The Compositional Feedback Thesis
If there's one idea that ties all of this together, it's that reliable models need composable feedback. I think of feedback as falling along two axes:
Guidance Signals
Constrain what the model can produce—syntax requirements, type constraints, invariants that must hold. These shape the output space before generation.
Evaluation Signals
Assess what the model did produce—through execution, testing, static analysis, or verification. These provide post-hoc judgment.
The challenge is that these signals are heterogeneous, partial, and sometimes contradictory. Tests check behavior but miss edge cases. Static analysis is conservative and noisy. Verification is precise but expensive and often incomplete. No single signal captures everything. The research problem is: how do you combine them into something coherent that a model can learn from?
My approach is to treat this as a systems problem. Rather than designing one monolithic reward function, I build pipelines where multiple forms of feedback feed into training at different stages and different granularities. This compositional view allows each signal to contribute what it's good at without being asked to do more than it can.
Building the Systems
In practice, this research results in end-to-end pipelines that wire together generation, execution, analysis, and training. The model produces output. The output gets executed, tested, analyzed. The results flow back as training signal. The model updates. This isn't a one-shot process—it's a continuous cycle where models learn from their own behavior in realistic environments.
With the rise of agentic workflows—where models interact with tools, write and run code, call APIs, and iterate—these feedback loops become even richer. Every interaction trace is potential training data. Every tool invocation produces observable outcomes. The question isn't whether we have enough signal; it's how to structure the signal we have so that learning is stable and productive.
There are real challenges here. Models can game weak signals (reward hacking is real and persistent). Feedback that's too noisy degrades training rather than improving it. And the computational cost of running execution-based feedback at scale is non-trivial. These aren't theoretical concerns—they're engineering constraints that shape what's feasible.
What's Next
I'm pursuing three directions going forward:
Automatic Supervision Generation
Can we derive training signals from natural language specs, code structure, documentation, and even the model's own uncertainty? The bottleneck in training isn't usually compute—it's the quality and availability of supervision.

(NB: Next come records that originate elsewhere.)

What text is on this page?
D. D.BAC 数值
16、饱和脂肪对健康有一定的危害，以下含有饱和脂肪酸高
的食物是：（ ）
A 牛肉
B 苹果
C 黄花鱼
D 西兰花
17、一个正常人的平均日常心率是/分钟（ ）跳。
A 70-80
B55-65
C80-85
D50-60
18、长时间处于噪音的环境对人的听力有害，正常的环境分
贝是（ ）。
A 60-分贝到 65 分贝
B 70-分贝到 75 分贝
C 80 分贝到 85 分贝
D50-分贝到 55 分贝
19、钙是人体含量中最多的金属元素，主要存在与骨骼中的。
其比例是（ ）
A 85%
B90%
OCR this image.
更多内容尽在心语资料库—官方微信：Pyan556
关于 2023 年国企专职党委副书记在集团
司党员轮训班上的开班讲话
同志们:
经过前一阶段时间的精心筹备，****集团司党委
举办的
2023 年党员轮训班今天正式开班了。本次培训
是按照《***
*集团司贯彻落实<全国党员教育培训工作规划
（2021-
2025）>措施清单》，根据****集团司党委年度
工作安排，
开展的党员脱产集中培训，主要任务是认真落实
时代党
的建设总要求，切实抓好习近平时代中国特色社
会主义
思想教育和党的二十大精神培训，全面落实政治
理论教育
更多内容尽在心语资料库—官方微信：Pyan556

Compositional Reward Models
Rather than learning a single reward function, can we learn modular components that assess different aspects of correctness and combine them dynamically?
Agentic Feedback Loops
As models increasingly operate as agents in complex environments, the interaction traces themselves become a rich source of supervision. I want to develop principled methods for learning from these interactions.
The thread connecting all of this is a belief that we shouldn't accept unreliable models and then patch their behavior externally. Reliability should be a property that emerges from how a model is trained—from the structure, granularity, and correctness of the signals it learns from. That's the goal I'm working toward.